Wednesday 22 February 2012

Group Project- Eva, Ben, Sarah

We aim to provide an interactive account of the UK Riots (August 2011) where the main webpage will be a map of the UK with flagged areas to represent where the activity occured. By hovering the mouse on these flags, one will see a bubble of information about the disruptions (When/What/Who) accompanied by an image, and also links to cultural responses, i.e. articles, interviews, video footage.

It will be a centring of information about the riots, a database that will let you travel
from place to place, day to day, and access responses across different media
platforms. This site will represent cause and affect over the period of the
civil disturbances, possible roots of the problem, and the aftermath across the
U.K.

Tuesday 21 February 2012

Group Project - Sam Murphy, Jack Brumby, Joey Davey

Our project is going to be based around World War One and the cultural responses to that event. Which will include paintings, poems and audio from that period.

The main page will be about relevant information about the project, and links to various other pages for which there will be a maps, timeline, images, various texts and Wordle maps.

A timeline of all the things we included battles, cultural aspects such as publication of poems and diaries, important speeches.

The project will include several pages for each piece of text. (Poems, speeches, anecdotes and diary entries) Each one will have an interpretation of the text through Wordle, in an image, or link to an image of the text through Wordle.

For poems there will be a link to an audio recording of that poem, if possible from poetry archive or other sources.

There will be a page for a map of the different locations which will be linked to the timeline, to show battles, births and deaths of authors and poets and politicians.

Throughout the whole few pages 4 or 5 there will be several images of paintings and photographs


Monday 20 February 2012

Group project proposal: Lucy, Amy, Tom, Jonny

We want to create a website covering Shakespeare’s life aimed at secondary school children: Shakeitup

The homepage will consist of a timeline of Shakespeare’s life, including key events and the plays by him covered in secondary schools.

Text will be minimal on the timeline, as each event will be primarily represented by an image and a caption. These captions will be clickable and will link to other relevant webpages (a few of which we will also create), or further relevant images, clips of plays in performance or of film adaptations.

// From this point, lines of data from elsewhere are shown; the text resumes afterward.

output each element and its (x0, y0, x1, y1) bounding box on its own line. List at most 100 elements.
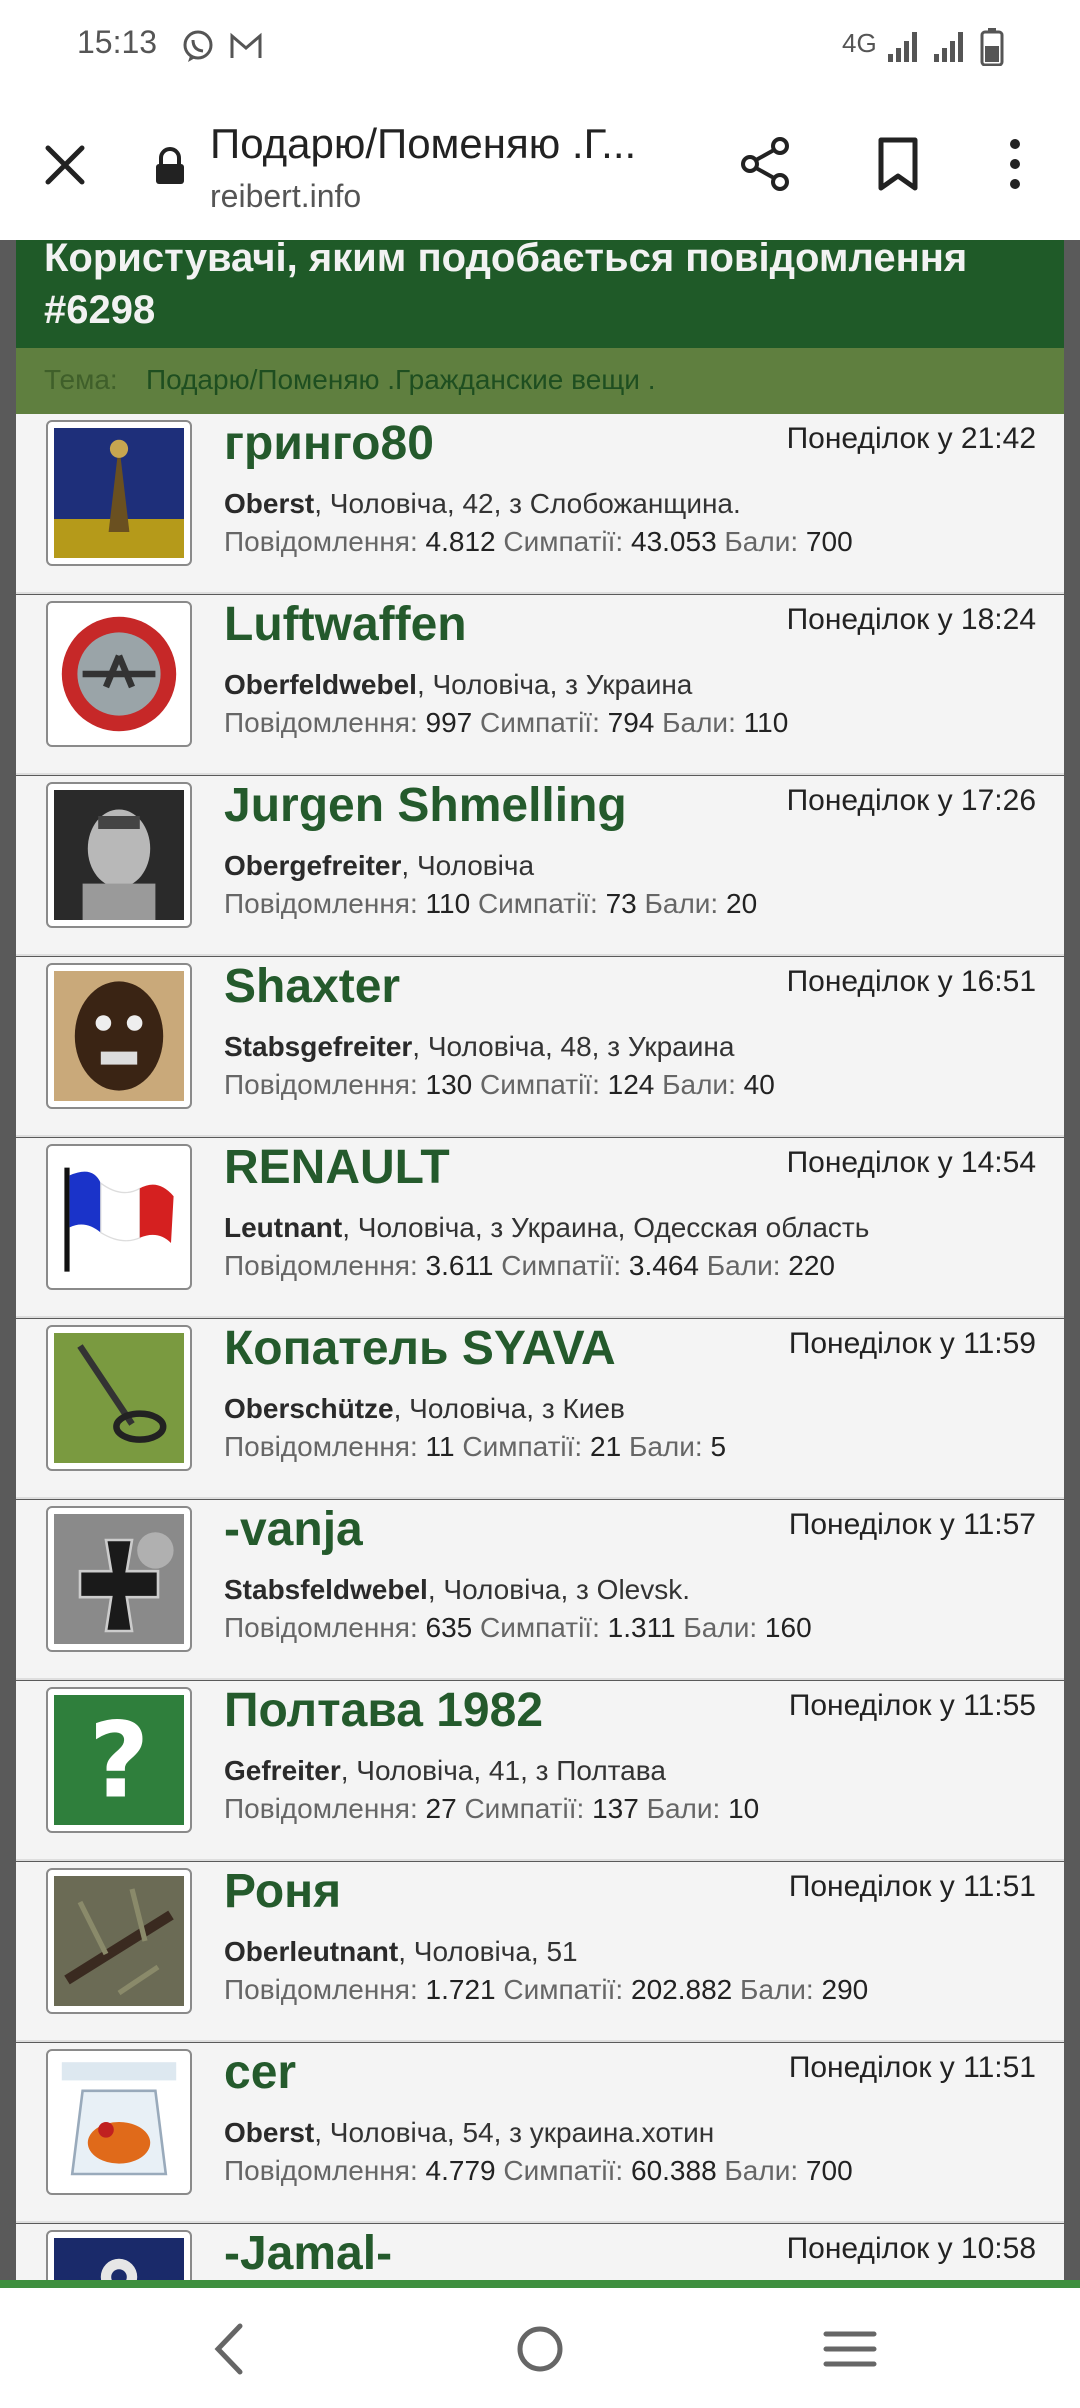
likes-count: 21 (590, 1431, 622, 1462)
user-rank: Oberst (224, 2117, 315, 2148)
username[interactable]: RENAULT (224, 1140, 450, 1195)
user-stats: Повідомлення: 110 Симпатії: 73 Бали: 20 (224, 888, 757, 920)
more-vert-icon[interactable] (1000, 134, 1030, 194)
subject-label: Тема: (44, 364, 118, 395)
messages-label: Повідомлення: (224, 707, 418, 738)
points-label: Бали: (662, 1069, 736, 1100)
overlay-header: Користувачі, яким подобається повідомлен… (16, 240, 1064, 348)
likes-count: 60.388 (631, 2155, 717, 2186)
avatar[interactable] (46, 1868, 192, 2014)
bookmark-icon[interactable] (873, 134, 923, 194)
points-count: 700 (805, 2155, 853, 2186)
avatar[interactable] (46, 1144, 192, 1290)
likes-label: Симпатії: (480, 1612, 600, 1643)
likes-label: Симпатії: (480, 707, 600, 738)
avatar[interactable]: ? (46, 1687, 192, 1833)
like-time: Понеділок у 21:42 (786, 422, 1036, 455)
avatar-image (54, 2238, 184, 2285)
user-rank: Stabsfeldwebel (224, 1574, 428, 1605)
user-details: , Чоловіча, з Украина (416, 669, 693, 700)
home-icon[interactable] (510, 2314, 570, 2384)
username[interactable]: Роня (224, 1864, 341, 1919)
points-label: Бали: (724, 2155, 799, 2186)
list-item: ? Полтава 1982 Понеділок у 11:55 Gefreit… (16, 1681, 1064, 1861)
points-label: Бали: (644, 888, 719, 919)
list-item: Luftwaffen Понеділок у 18:24 Oberfeldweb… (16, 595, 1064, 775)
points-label: Бали: (724, 526, 799, 557)
avatar[interactable] (46, 601, 192, 747)
avatar-image (54, 2057, 184, 2187)
avatar[interactable] (46, 2049, 192, 2195)
points-count: 20 (726, 888, 758, 919)
messages-label: Повідомлення: (224, 1069, 418, 1100)
like-time: Понеділок у 11:55 (788, 1689, 1036, 1722)
avatar-image (54, 790, 184, 920)
like-time: Понеділок у 18:24 (786, 603, 1036, 636)
username[interactable]: Полтава 1982 (224, 1683, 543, 1738)
like-time: Понеділок у 17:26 (786, 784, 1036, 817)
points-count: 40 (743, 1069, 775, 1100)
avatar-image (54, 1152, 184, 1282)
likes-count: 202.882 (631, 1974, 733, 2005)
like-time: Понеділок у 11:59 (788, 1327, 1036, 1360)
recents-icon[interactable] (820, 2314, 880, 2384)
list-item: Копатель SYAVA Понеділок у 11:59 Obersch… (16, 1319, 1064, 1499)
user-info: Oberleutnant, Чоловіча, 51 (224, 1936, 578, 1968)
username[interactable]: гринго80 (224, 416, 434, 471)
user-rank: Leutnant (224, 1212, 343, 1243)
messages-count: 27 (425, 1793, 457, 1824)
close-icon[interactable] (40, 140, 90, 190)
share-icon[interactable] (736, 134, 796, 194)
user-details: , Чоловіча, з Украина, Одесская область (342, 1212, 870, 1243)
svg-text:?: ? (89, 1699, 149, 1821)
avatar[interactable] (46, 420, 192, 566)
user-rank: Obergefreiter (224, 850, 402, 881)
user-details: , Чоловіча, 42, з Слобожанщина. (314, 488, 741, 519)
list-item: Shaxter Понеділок у 16:51 Stabsgefreiter… (16, 957, 1064, 1137)
user-stats: Повідомлення: 4.812 Симпатії: 43.053 Бал… (224, 526, 853, 558)
likes-count: 137 (592, 1793, 639, 1824)
messages-label: Повідомлення: (224, 1250, 418, 1281)
avatar[interactable] (46, 782, 192, 928)
username[interactable]: Luftwaffen (224, 597, 467, 652)
points-label: Бали: (706, 1250, 781, 1281)
points-count: 110 (743, 707, 789, 738)
likes-label: Симпатії: (462, 1431, 583, 1462)
like-time: Понеділок у 10:58 (786, 2232, 1036, 2265)
avatar[interactable] (46, 1325, 192, 1471)
user-info: Obergefreiter, Чоловіча (224, 850, 534, 882)
username[interactable]: -Jamal- (224, 2226, 392, 2281)
user-rank: Stabsgefreiter (224, 1031, 413, 1062)
username[interactable]: Копатель SYAVA (224, 1321, 616, 1376)
messages-count: 3.611 (425, 1250, 494, 1281)
user-rank: Gefreiter (224, 1755, 341, 1786)
navigation-bar (0, 2288, 1080, 2408)
user-rank: Oberfeldwebel (224, 669, 417, 700)
avatar[interactable] (46, 2230, 192, 2285)
user-stats: Повідомлення: 4.779 Симпатії: 60.388 Бал… (224, 2155, 853, 2187)
user-details: , Чоловіча, 48, з Украина (412, 1031, 735, 1062)
user-details: , Чоловіча, 54, з украина.хотин (314, 2117, 715, 2148)
username[interactable]: Shaxter (224, 959, 400, 1014)
likes-count: 3.464 (628, 1250, 699, 1281)
messages-label: Повідомлення: (224, 888, 418, 919)
user-info: Stabsfeldwebel, Чоловіча, з Olevsk. (224, 1574, 690, 1606)
user-stats: Повідомлення: 1.721 Симпатії: 202.882 Ба… (224, 1974, 868, 2006)
back-icon[interactable] (200, 2314, 260, 2384)
subject-link[interactable]: Подарю/Поменяю .Гражданские вещи . (146, 364, 656, 396)
user-info: Oberst, Чоловіча, 42, з Слобожанщина. (224, 488, 741, 520)
avatar-image (54, 428, 184, 558)
avatar[interactable] (46, 1506, 192, 1652)
avatar[interactable] (46, 963, 192, 1109)
messages-count: 130 (425, 1069, 473, 1100)
username[interactable]: Jurgen Shmelling (224, 778, 627, 833)
page-url[interactable]: reibert.info (210, 178, 361, 215)
user-stats: Повідомлення: 635 Симпатії: 1.311 Бали: … (224, 1612, 812, 1644)
points-label: Бали: (628, 1431, 703, 1462)
lock-icon (156, 147, 184, 184)
username[interactable]: cer (224, 2045, 296, 2100)
username[interactable]: -vanja (224, 1502, 363, 1557)
page-title: Подарю/Поменяю .Г... (210, 120, 637, 167)
likes-count: 794 (607, 707, 655, 738)
points-label: Бали: (740, 1974, 814, 2005)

We also want to include a feature whereby hovering over images/captions reveals a text bubble of brief facts.

Monday 6 February 2012

Hack the Book from Home

Yesterday the Observer published an article entilted 'Welcome to the desktop degree...'

Perhaps this module has the potential to explore the restrictions of in-class teaching, by exploiting the resources of the digital age, which we so often discuss. Throughout we have been analysing the difference and comparing the importance of the physical versus the digital- how the humanities are keeping up with the technological shift. How do we think this module would work if fully taught via online classes? Would we be learning more or less?

And to go even further, how likely do we think it is that (in the not-so-distant future) online classes will dominate traditional modes of teaching, where lectures and seminars are merely digitalised classes, students never again answering "yes" to a register but checking a login box, perhaps, on an online forum?